Cette stratégie chinoise se déploie surtout en aval de la filière, à travers plusieurs projets sidérurgiques destinés à ancrer localement la chaîne de valeur du fer. En mai 2025, le groupe Sinomach-HE s’était associé à la société nigériane Chart & Capstone Integrate pour construire une aciérie de 2,5 milliards de dollars dans l’État de Kogi, tandis qu’une entité chinoise non identifiée aurait rejoint plus récemment le projet de relance du complexe public Ajaokuta Steel Company. RSIN Group avait par ailleurs déjà été associé, en 2025, à Galaxy Group dans le financement de Stellar Steel Company, un projet industriel de 450 millions de dollars dans l’État d’Ogun, combinant approvisionnement local en minerai et unité sidérurgique. Ce modèle est proche de celui qu’envisageait Macro Metals à Agbaja, où une étude de 2022 évaluait le potentiel à 500 000 tonnes de billettes d’acier par an sur 25 ans, pour un investissement de 557 millions de dollars.

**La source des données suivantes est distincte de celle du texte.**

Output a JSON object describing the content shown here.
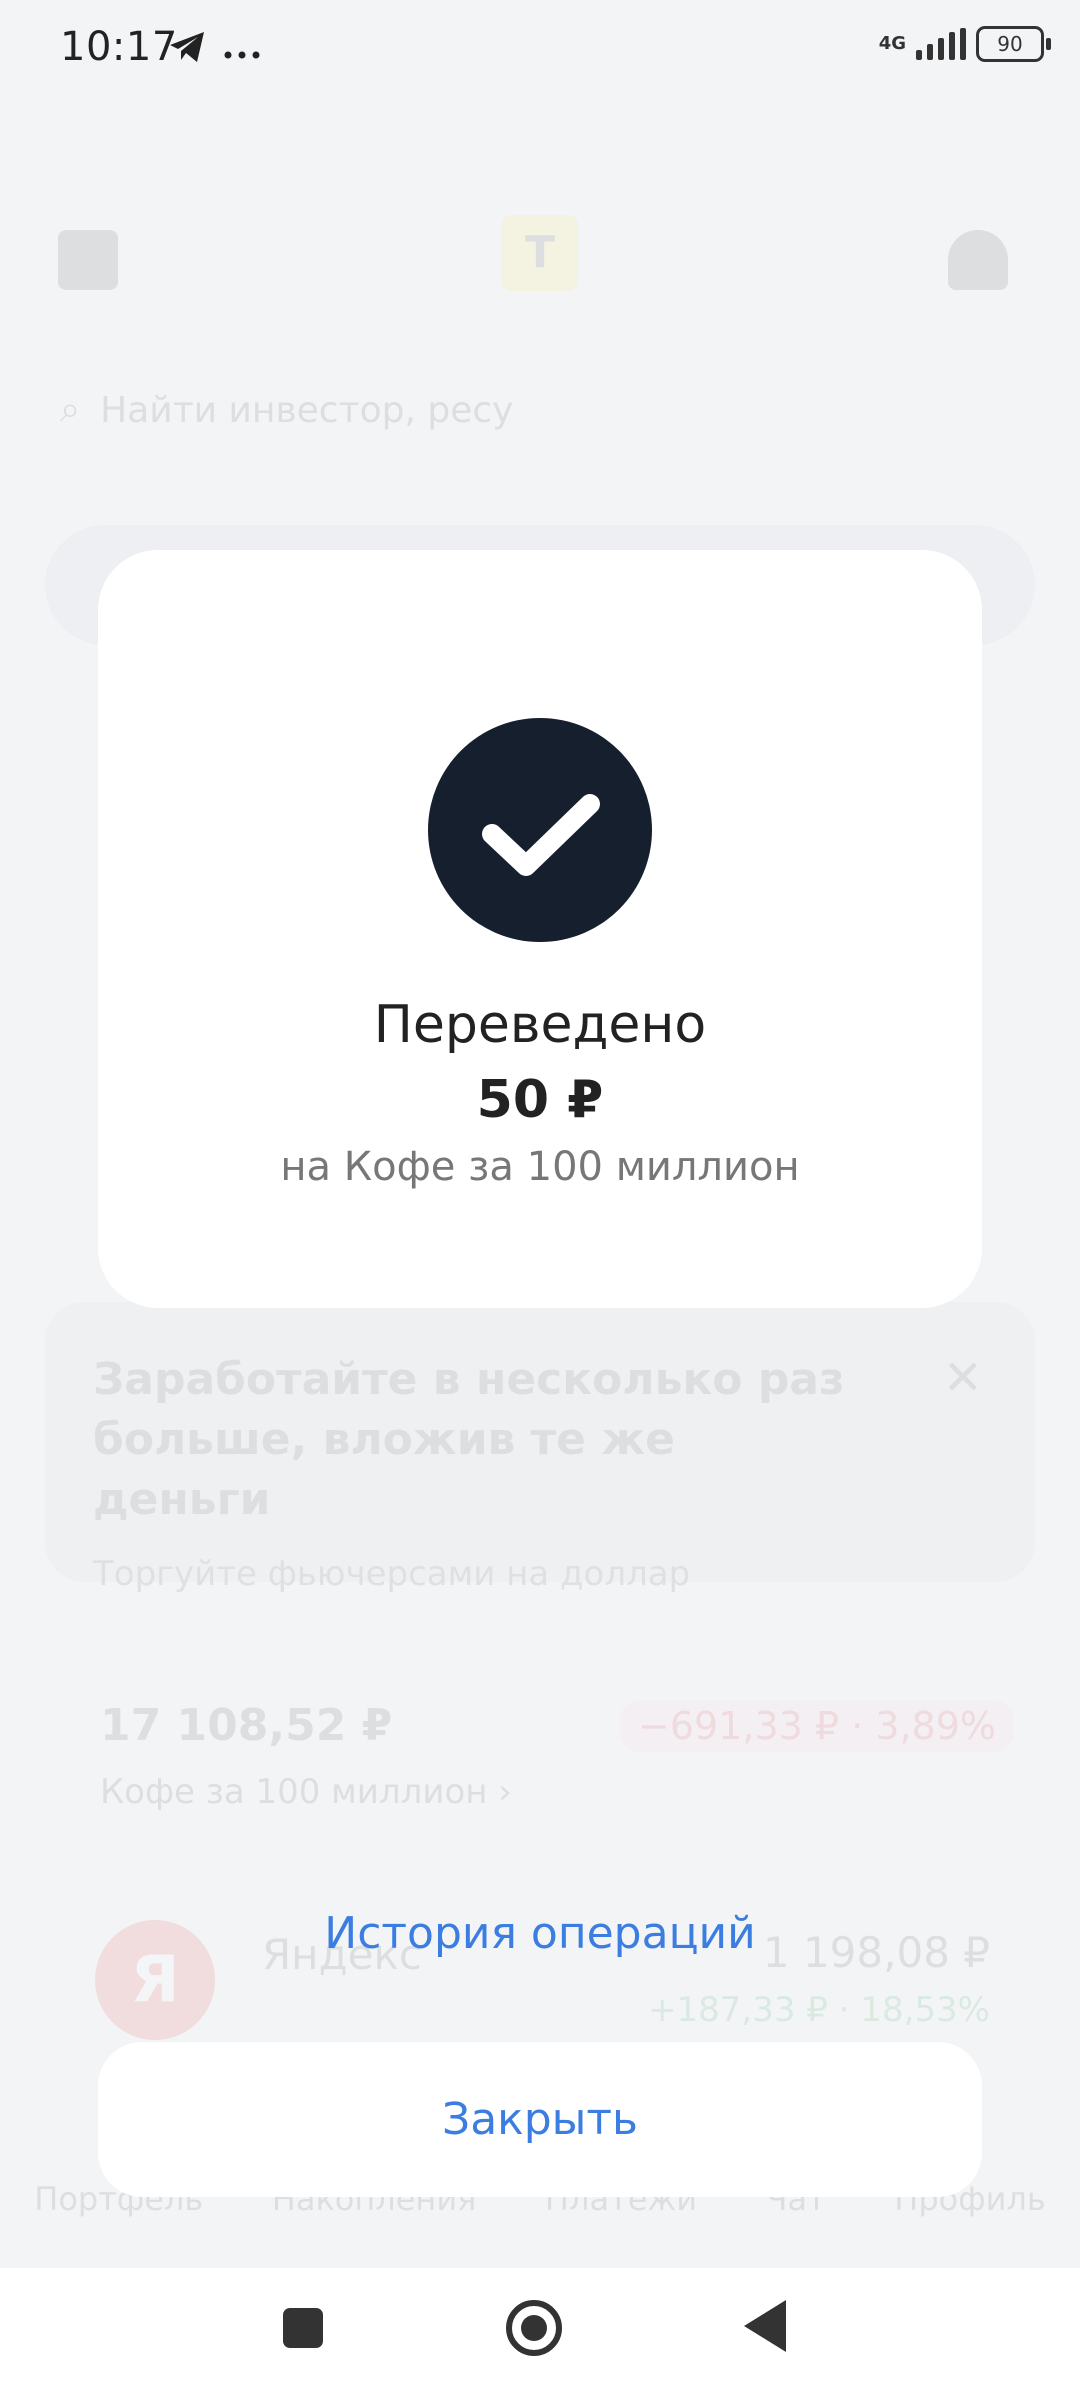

Si cette dynamique rappelle, toutes proportions gardées, la configuration observée autour de Simandou, dont la mise en production, en novembre 2025, a consacré l’implication de groupes chinois via Chalco Iron Ore Holdings et Baowu Winning Consortium Simandou, la plupart des annonces nigérianes relèvent encore d’intentions d’investissement plutôt que d’opérations pleinement engagées. Dans le cas d’Agbaja, un contrat définitif doit être conclu dans les vingt jours suivant la signature du protocole, ce qui permettra d’éclaircir les intentions réelles de RSIN. Pour Abuja, dont le secteur minier ne représente encore que moins de 1 % du PIB malgré des réserves minérales estimées à 700 milliards de dollars, l’enjeu sera de transformer ces engagements chinois, dans un contexte où la Chine, premier importateur mondial de minerai de fer avec 736,84 millions de tonnes importées sur les sept premiers mois de l’année, en hausse de 6 % sur un an, en véritables retombées économiques durables.